Neste trabalho Mart’nália faz músicas em parceria com Zélia Duncan, Paulinho Black, Paulinho Moska, Mombaça e Ana Costa. Ótima compositora de baladas, a artista traz como destaque a suavidade de suas linhas melódicas que valorizam a intenção das letras. Em “Pára comigo”, parceria com Paulinho Black, o casamento é perfeito. A levada do violão de Jaime Alem, que faz contraponto com o baixo de Arthur Maia, exalta o tom coloquial dos versos: “Madrugada/ Que aos pouquinhos vem chegando/Sorrindo, cantando/E esperando por nós dois/Pra curtir”.
Mart’nália só não pode ser considerada a maior cantora do Brasil porque a ala feminina da MPB tem crescido em qualidade e diversidade. Certamente essa “menina do Rio” está entre as melhores descobertas da nossa música e é uma de nossas mais autênticas intérpretes. Lembro-me de ter pensando na força de Clementina de Jesus ao ouvir sua bela interpretação para o samba de roda “Nas águas de Amaralina”. Mart’nália é África e América: a terra, o ritmo, a cor, o sol, a noite, os batuques. A pureza e a malícia.

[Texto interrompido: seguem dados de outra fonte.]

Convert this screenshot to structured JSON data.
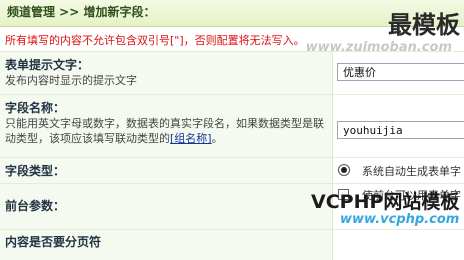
{
  "header": {
    "breadcrumb": "频道管理 >> 增加新字段："
  },
  "notice": "所有填写的内容不允许包含双引号[\"]，否则配置将无法写入。",
  "form": {
    "rows": [
      {
        "title": "表单提示文字：",
        "desc": "发布内容时显示的提示文字",
        "value": "优惠价"
      },
      {
        "title": "字段名称：",
        "desc": "只能用英文字母或数字，数据表的真实字段名，如果数据类型是联动类型，该项应该填写联动类型的",
        "link": "[组名称]",
        "desc_end": "。",
        "value": "youhuijia"
      },
      {
        "title": "字段类型：",
        "option_label": "系统自动生成表单字"
      },
      {
        "title": "前台参数：",
        "option_label": "使前台可以用表单字"
      },
      {
        "title": "内容是否要分页符"
      }
    ]
  },
  "watermarks": {
    "brand": "最模板",
    "brand_url": "www.zuimoban.com",
    "vcphp": "VCPHP网站模板",
    "vcphp_url": "www.vcphp.com"
  }
}
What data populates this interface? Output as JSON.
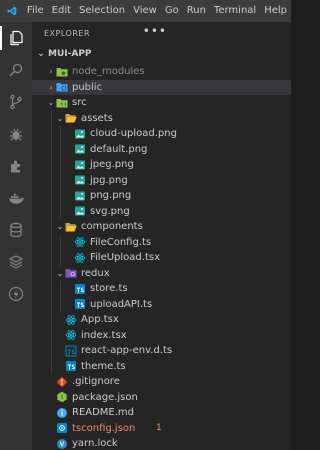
{
  "menu": [
    "File",
    "Edit",
    "Selection",
    "View",
    "Go",
    "Run",
    "Terminal",
    "Help"
  ],
  "activity_icons": [
    "files-icon",
    "search-icon",
    "source-control-icon",
    "debug-icon",
    "extensions-icon",
    "docker-icon",
    "database-icon",
    "stack-icon",
    "lightning-icon"
  ],
  "explorer": {
    "title": "EXPLORER",
    "more": "•••",
    "project": "MUI-APP"
  },
  "tree": [
    {
      "label": "node_modules",
      "depth": 1,
      "chev": "›",
      "icon": "folder-node-icon",
      "style": "dim"
    },
    {
      "label": "public",
      "depth": 1,
      "chev": "›",
      "icon": "folder-public-icon",
      "style": "highlight"
    },
    {
      "label": "src",
      "depth": 1,
      "chev": "⌄",
      "icon": "folder-src-icon",
      "style": ""
    },
    {
      "label": "assets",
      "depth": 2,
      "chev": "⌄",
      "icon": "folder-open-icon",
      "style": ""
    },
    {
      "label": "cloud-upload.png",
      "depth": 3,
      "chev": "",
      "icon": "image-file-icon",
      "style": ""
    },
    {
      "label": "default.png",
      "depth": 3,
      "chev": "",
      "icon": "image-file-icon",
      "style": ""
    },
    {
      "label": "jpeg.png",
      "depth": 3,
      "chev": "",
      "icon": "image-file-icon",
      "style": ""
    },
    {
      "label": "jpg.png",
      "depth": 3,
      "chev": "",
      "icon": "image-file-icon",
      "style": ""
    },
    {
      "label": "png.png",
      "depth": 3,
      "chev": "",
      "icon": "image-file-icon",
      "style": ""
    },
    {
      "label": "svg.png",
      "depth": 3,
      "chev": "",
      "icon": "image-file-icon",
      "style": ""
    },
    {
      "label": "components",
      "depth": 2,
      "chev": "⌄",
      "icon": "folder-open-icon",
      "style": ""
    },
    {
      "label": "FileConfig.ts",
      "depth": 3,
      "chev": "",
      "icon": "react-file-icon",
      "style": ""
    },
    {
      "label": "FileUpload.tsx",
      "depth": 3,
      "chev": "",
      "icon": "react-file-icon",
      "style": ""
    },
    {
      "label": "redux",
      "depth": 2,
      "chev": "⌄",
      "icon": "folder-redux-icon",
      "style": ""
    },
    {
      "label": "store.ts",
      "depth": 3,
      "chev": "",
      "icon": "typescript-file-icon",
      "style": ""
    },
    {
      "label": "uploadAPI.ts",
      "depth": 3,
      "chev": "",
      "icon": "typescript-file-icon",
      "style": ""
    },
    {
      "label": "App.tsx",
      "depth": 2,
      "chev": "",
      "icon": "react-file-icon",
      "style": ""
    },
    {
      "label": "index.tsx",
      "depth": 2,
      "chev": "",
      "icon": "react-file-icon",
      "style": ""
    },
    {
      "label": "react-app-env.d.ts",
      "depth": 2,
      "chev": "",
      "icon": "typescript-def-file-icon",
      "style": ""
    },
    {
      "label": "theme.ts",
      "depth": 2,
      "chev": "",
      "icon": "typescript-file-icon",
      "style": ""
    },
    {
      "label": ".gitignore",
      "depth": 1,
      "chev": "",
      "icon": "git-file-icon",
      "style": ""
    },
    {
      "label": "package.json",
      "depth": 1,
      "chev": "",
      "icon": "node-file-icon",
      "style": ""
    },
    {
      "label": "README.md",
      "depth": 1,
      "chev": "",
      "icon": "info-file-icon",
      "style": ""
    },
    {
      "label": "tsconfig.json",
      "depth": 1,
      "chev": "",
      "icon": "tsconfig-file-icon",
      "style": "error",
      "badge": "1"
    },
    {
      "label": "yarn.lock",
      "depth": 1,
      "chev": "",
      "icon": "yarn-file-icon",
      "style": ""
    }
  ],
  "colors": {
    "accent": "#007acc",
    "folder": "#8bc34a",
    "folder_blue": "#42a5f5",
    "image": "#26a69a",
    "react": "#00bcd4",
    "typescript": "#0288d1",
    "error": "#f48771"
  }
}
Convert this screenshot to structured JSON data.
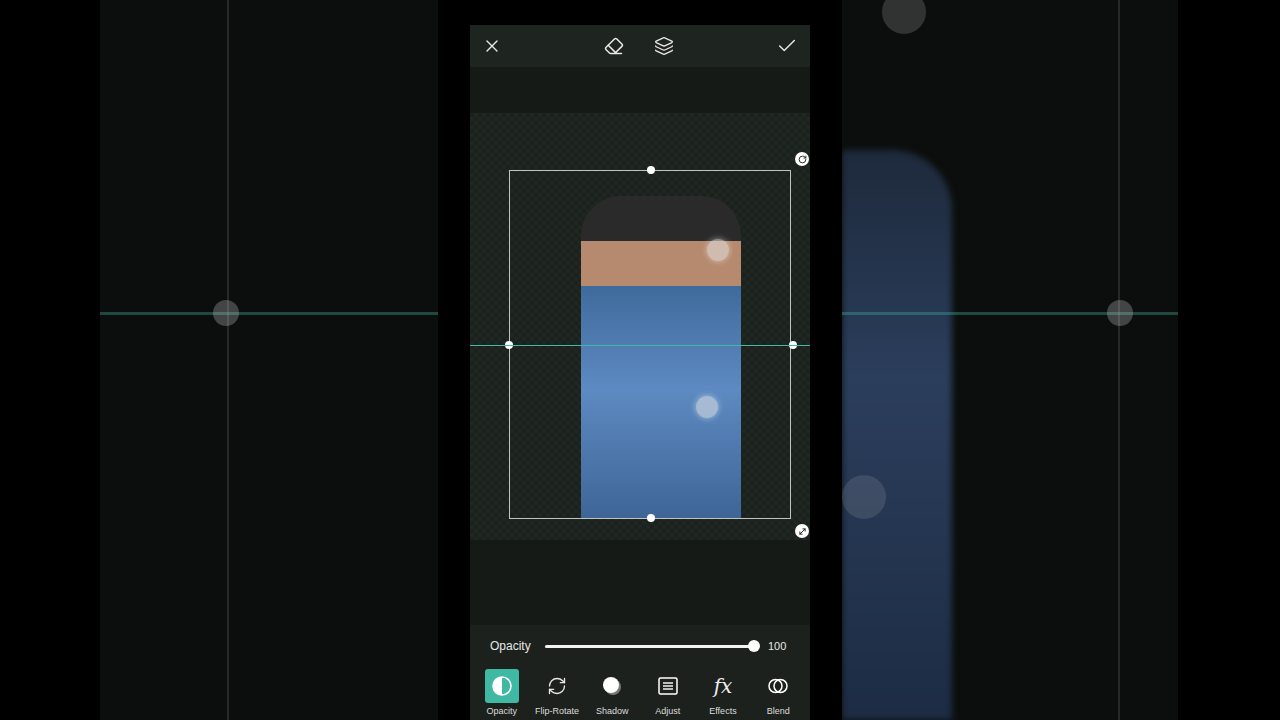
{
  "editor": {
    "guide_visible": true,
    "selection_active": true
  },
  "opacity_control": {
    "label": "Opacity",
    "level": 1.0,
    "reading": "100"
  },
  "tools": [
    {
      "label": "Opacity",
      "selected": true,
      "kind": "opacity"
    },
    {
      "label": "Flip-Rotate",
      "selected": false,
      "kind": "flip"
    },
    {
      "label": "Shadow",
      "selected": false,
      "kind": "shadow"
    },
    {
      "label": "Adjust",
      "selected": false,
      "kind": "adjust"
    },
    {
      "label": "Effects",
      "selected": false,
      "kind": "effects",
      "glyph": "fx"
    },
    {
      "label": "Blend",
      "selected": false,
      "kind": "blend"
    }
  ]
}
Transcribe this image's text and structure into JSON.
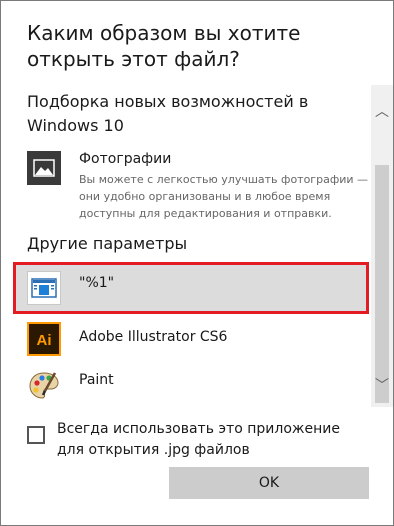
{
  "dialog": {
    "title": "Каким образом вы хотите открыть этот файл?"
  },
  "featured": {
    "header": "Подборка новых возможностей в Windows 10",
    "app": {
      "name": "Фотографии",
      "description": "Вы можете с легкостью улучшать фотографии — они удобно организованы и в любое время доступны для редактирования и отправки.",
      "icon": "photos-icon"
    }
  },
  "other": {
    "header": "Другие параметры",
    "items": [
      {
        "name": "\"%1\"",
        "icon": "generic-app-icon",
        "selected": true
      },
      {
        "name": "Adobe Illustrator CS6",
        "icon": "illustrator-icon",
        "icon_text": "Ai"
      },
      {
        "name": "Paint",
        "icon": "paint-palette-icon"
      }
    ]
  },
  "scroll": {
    "up_glyph": "︿",
    "down_glyph": "﹀"
  },
  "always_use": {
    "label": "Всегда использовать это приложение для открытия .jpg файлов",
    "checked": false
  },
  "ok_button": {
    "label": "OK"
  },
  "colors": {
    "selection_highlight": "#dcdcdc",
    "annotation_red": "#e31b23",
    "button_bg": "#cccccc",
    "illustrator_orange": "#ff9a00",
    "photos_tile": "#3a3a3a"
  }
}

Quando assisti ao filme “Vinicius” de Miguel Faria Jr, fiquei encantada com sua interpretação para “Sei lá... a vida tem sempre razão” (Toquinho e Vinicius). Entre tantos escolados como Edu Lobo, Gilberto Gil e Carlos Lyra, Mart’nália deu um banho de talento e presença de palco. No seu jeito único de moleca, a cantora criou um swing e uma divisão única para o samba: “Sempre fui palhaça, risonha e a mais espoleta da turma. Sou bem-humorada e muito festeira”.